Bursitis Of The Feet Pain In Heel

posted on 25 Aug 2015 21:18 by marilyn3marquez10
Overview

Bursitis is the inflammation of a bursa within the body. A bursa is a fluid-filled sac that cushions some of the major joints, allowing bones, gliding muscles, and tissues to exist together without harming each other. It aids in reducing the friction between bones and the soft tissues above it. Though there are bursae all over the body, the main ones are located in the knee, elbow, shoulder, hip, and heel. These are also the ones that are the most often injured. Still, however, when you hear the word ?bursitis?, the person is usually referring to their shoulder, but it could also refer to any of the preceding areas--such as the second most common one, the hip.

Causes

Overuse of the ankle joint may cause irritation of the bursa such as excessive walking, running or jumping. Poor biomechanics and foot function may ultimately lead to heel bursitis due to pulling on the back of the heel by the Achilles tendon.

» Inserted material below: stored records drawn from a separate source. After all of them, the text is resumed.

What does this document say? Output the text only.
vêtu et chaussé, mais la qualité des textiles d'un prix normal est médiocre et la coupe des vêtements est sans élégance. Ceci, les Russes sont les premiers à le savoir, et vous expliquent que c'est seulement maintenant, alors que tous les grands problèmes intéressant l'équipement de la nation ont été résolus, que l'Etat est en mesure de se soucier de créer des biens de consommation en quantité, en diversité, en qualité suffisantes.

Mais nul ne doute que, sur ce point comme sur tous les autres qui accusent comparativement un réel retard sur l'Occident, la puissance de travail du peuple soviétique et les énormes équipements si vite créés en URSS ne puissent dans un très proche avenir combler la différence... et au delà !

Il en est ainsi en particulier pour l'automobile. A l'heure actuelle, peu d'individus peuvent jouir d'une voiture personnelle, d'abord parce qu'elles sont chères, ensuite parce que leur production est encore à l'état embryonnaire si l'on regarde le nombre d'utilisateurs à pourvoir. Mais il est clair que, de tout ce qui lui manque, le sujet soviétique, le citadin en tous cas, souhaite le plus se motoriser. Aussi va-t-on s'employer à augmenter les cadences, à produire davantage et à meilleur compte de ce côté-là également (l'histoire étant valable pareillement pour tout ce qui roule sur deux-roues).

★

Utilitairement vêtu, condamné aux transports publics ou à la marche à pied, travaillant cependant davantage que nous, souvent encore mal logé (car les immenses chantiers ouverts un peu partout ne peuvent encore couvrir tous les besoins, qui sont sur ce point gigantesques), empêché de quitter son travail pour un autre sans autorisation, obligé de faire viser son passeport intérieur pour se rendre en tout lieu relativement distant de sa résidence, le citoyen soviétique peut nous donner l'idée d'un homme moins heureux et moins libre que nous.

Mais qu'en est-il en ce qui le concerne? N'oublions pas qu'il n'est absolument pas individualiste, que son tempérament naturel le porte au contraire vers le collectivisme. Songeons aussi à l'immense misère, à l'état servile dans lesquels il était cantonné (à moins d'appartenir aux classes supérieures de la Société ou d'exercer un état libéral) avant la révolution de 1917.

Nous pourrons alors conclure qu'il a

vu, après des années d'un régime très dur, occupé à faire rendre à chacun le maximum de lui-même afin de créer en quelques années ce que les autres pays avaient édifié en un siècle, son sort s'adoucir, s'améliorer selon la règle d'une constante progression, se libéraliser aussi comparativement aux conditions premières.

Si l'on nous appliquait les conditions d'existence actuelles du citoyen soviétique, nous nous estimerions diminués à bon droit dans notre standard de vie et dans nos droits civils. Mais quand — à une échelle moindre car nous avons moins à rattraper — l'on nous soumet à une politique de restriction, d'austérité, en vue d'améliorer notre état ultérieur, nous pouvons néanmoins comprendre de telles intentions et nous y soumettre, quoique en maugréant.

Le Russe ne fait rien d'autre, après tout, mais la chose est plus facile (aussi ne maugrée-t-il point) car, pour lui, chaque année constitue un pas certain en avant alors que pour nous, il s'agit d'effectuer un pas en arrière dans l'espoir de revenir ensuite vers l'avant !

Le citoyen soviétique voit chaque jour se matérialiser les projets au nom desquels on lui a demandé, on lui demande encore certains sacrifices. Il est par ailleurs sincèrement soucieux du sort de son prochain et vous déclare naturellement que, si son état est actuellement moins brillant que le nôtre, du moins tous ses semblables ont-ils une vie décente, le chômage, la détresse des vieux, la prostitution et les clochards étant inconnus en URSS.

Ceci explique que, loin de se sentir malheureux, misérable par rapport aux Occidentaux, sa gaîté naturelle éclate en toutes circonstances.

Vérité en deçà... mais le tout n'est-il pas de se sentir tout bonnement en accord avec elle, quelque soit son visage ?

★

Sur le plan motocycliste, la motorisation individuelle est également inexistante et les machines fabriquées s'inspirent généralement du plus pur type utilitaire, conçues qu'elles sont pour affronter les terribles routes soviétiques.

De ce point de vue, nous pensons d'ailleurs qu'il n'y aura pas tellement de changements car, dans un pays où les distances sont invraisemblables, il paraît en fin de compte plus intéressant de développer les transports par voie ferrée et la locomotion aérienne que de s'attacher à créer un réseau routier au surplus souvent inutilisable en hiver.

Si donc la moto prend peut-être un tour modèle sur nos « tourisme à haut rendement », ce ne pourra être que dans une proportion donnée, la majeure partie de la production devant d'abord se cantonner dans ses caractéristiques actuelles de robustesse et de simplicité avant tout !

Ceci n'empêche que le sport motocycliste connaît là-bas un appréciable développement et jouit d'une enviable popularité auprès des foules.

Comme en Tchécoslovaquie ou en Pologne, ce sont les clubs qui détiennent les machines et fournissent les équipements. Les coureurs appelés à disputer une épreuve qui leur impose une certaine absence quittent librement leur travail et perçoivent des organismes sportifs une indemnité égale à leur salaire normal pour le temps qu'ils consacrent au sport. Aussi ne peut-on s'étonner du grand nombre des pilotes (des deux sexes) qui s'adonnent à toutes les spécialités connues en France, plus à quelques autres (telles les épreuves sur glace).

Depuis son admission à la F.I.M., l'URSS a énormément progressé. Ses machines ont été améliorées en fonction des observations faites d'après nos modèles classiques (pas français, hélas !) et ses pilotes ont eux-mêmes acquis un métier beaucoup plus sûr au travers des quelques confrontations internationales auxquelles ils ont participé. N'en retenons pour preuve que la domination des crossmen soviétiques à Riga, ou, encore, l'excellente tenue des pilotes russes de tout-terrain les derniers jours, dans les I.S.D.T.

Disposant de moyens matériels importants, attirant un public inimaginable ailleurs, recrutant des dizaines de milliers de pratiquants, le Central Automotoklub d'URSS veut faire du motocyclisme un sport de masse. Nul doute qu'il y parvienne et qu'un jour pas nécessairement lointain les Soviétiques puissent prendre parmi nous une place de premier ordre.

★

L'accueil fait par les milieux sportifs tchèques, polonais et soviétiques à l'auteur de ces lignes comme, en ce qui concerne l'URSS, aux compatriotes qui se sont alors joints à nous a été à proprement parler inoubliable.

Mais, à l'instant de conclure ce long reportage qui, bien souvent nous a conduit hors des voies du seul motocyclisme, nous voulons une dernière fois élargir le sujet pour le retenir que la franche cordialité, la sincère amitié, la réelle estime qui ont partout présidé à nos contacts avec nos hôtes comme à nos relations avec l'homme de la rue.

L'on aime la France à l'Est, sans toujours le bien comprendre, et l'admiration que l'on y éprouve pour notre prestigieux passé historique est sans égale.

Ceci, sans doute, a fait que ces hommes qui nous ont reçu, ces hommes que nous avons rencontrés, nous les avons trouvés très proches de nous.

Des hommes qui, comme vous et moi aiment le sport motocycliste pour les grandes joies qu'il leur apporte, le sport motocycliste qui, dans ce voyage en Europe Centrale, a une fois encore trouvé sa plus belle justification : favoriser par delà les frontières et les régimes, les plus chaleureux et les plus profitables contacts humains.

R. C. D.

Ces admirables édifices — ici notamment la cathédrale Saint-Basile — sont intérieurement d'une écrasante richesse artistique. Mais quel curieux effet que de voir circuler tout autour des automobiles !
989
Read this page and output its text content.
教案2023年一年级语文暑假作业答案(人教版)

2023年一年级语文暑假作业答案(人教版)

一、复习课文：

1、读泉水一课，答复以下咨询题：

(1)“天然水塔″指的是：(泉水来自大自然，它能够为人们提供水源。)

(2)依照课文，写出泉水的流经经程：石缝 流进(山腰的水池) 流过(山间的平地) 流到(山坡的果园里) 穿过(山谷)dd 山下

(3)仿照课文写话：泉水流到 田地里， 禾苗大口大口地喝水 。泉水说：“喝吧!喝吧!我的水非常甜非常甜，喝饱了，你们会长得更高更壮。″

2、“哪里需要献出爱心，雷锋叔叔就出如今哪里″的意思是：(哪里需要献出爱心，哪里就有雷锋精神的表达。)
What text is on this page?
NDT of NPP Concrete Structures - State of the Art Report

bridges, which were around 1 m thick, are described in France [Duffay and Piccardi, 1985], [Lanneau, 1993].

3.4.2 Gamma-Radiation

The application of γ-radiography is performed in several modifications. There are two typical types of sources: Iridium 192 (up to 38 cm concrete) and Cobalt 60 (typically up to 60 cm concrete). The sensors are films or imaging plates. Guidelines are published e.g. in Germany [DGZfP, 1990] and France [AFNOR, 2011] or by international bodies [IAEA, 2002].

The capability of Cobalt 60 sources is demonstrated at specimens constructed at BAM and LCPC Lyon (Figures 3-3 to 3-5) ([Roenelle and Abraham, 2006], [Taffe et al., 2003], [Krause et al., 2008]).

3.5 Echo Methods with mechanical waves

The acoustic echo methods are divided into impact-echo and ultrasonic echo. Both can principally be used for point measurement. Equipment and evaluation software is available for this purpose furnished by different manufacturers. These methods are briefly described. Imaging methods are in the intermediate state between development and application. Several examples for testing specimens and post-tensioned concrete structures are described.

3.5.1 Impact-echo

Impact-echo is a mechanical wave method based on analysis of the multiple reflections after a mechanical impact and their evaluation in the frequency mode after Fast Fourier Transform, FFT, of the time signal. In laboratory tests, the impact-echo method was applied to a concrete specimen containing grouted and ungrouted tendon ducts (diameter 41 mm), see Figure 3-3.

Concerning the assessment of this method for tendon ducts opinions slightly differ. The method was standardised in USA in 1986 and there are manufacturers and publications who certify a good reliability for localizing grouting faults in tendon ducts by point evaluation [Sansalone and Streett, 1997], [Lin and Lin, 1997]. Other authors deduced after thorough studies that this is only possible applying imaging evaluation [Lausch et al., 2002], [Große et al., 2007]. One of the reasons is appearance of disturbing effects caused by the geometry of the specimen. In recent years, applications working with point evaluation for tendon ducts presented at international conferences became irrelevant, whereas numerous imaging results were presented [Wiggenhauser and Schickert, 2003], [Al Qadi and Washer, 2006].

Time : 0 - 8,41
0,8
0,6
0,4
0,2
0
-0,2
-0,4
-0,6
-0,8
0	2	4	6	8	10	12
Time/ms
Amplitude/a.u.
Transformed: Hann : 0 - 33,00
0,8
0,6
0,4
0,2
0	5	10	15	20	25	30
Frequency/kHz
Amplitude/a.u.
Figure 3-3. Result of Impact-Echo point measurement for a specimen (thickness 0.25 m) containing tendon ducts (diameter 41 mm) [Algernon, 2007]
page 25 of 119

A sudden increase in physical activity without adequate rest may result in heel bursitis. Excessive standing and walking bare foot on hard surfaces.

Symptoms

Nagging ache and swelling in or around a joint. Painful and restricted movement in the affected joint. Pain radiating into the neck or arms when bursitis strikes the shoulder (the most common site). Fever, when associated with an infection.

Diagnosis

Magnetic resonance imaging (MRI) may demonstrate bursal inflammation, but this modality probably does not offer much more information than that found by careful physical examination. Theoretically, MRI could help the physician to determine whether the inflammation is within the subcutaneous bursa, the subtendinous bursa, or even within the tendon itself, however, such testing is generally not necessary. Ultrasonography may be a potentially useful tool for diagnosing pathologies of the Achilles tendon.

Non Surgical Treatment

So what can you do to alleviate this type of pain in the foot? If the bursitis pain is occurring on the toes, bunion or back of the heel area the smart money would be on eliminating the shoes that seem to aggravate the condition. Eliminating these shoes may not in itself clear up the problem but you can be sure that if you continue to wear the offending shoes nothing you or your doctor do will permanently ?fix? the problem. A recurring theme that I use throughout this site that if you put an abnormally shaped foot in a dressy shoe it is literally the same as trying to put a square peg in a round hole, it will not fit. OK, so you threw away those dressy shoes and the foot still hurts, now what? Depending on the severity of the pain, over the counter anti-inflammatory medication may do the trick. The key here is to take the medication on an ongoing basis, according to the directions on the package to build up therapeutic blood levels. Assuming you can tolerate this type of medication, along with alternative treatments you can try). take the medication for 10-14 days. Stop if the symptoms have not dramatically improved. Icing the area during this period may also help reduce the symptoms.

Surgical Treatment

Surgery to remove the damaged bursa may be performed in extreme cases. If the bursitis is caused by an infection, then additional treatment is needed. Septic bursitis is caused by the presence of a pus-forming organism, usually staphylococcus aureus. This is confirmed by examining a sample of the fluid in the bursa and requires treatment with antibiotics taken by mouth, injected into a muscle or into a vein (intravenously). The bursa will also need to be drained by needle two or three times over the first week of treatment. When a patient has such a serious infection, there may be underlying causes. There could be undiscovered diabetes, or an inefficient immune system caused by human immunodeficiency virus infection (HIV).

Prevention

You can help to prevent heel pain and bursitis by maintaining a healthy weight, by warming up before participating in sports and by wearing shoes that support the arch of the foot and cushion the heel. If you are prone to plantar fasciitis, exercises that stretch the Achilles tendon (heel cord) and plantar fascia may help to prevent the area from being injured again. You also can massage the soles of your feet with ice after stressful athletic activities. Sometimes, the only interventions needed are a brief period of rest and new walking or running shoes.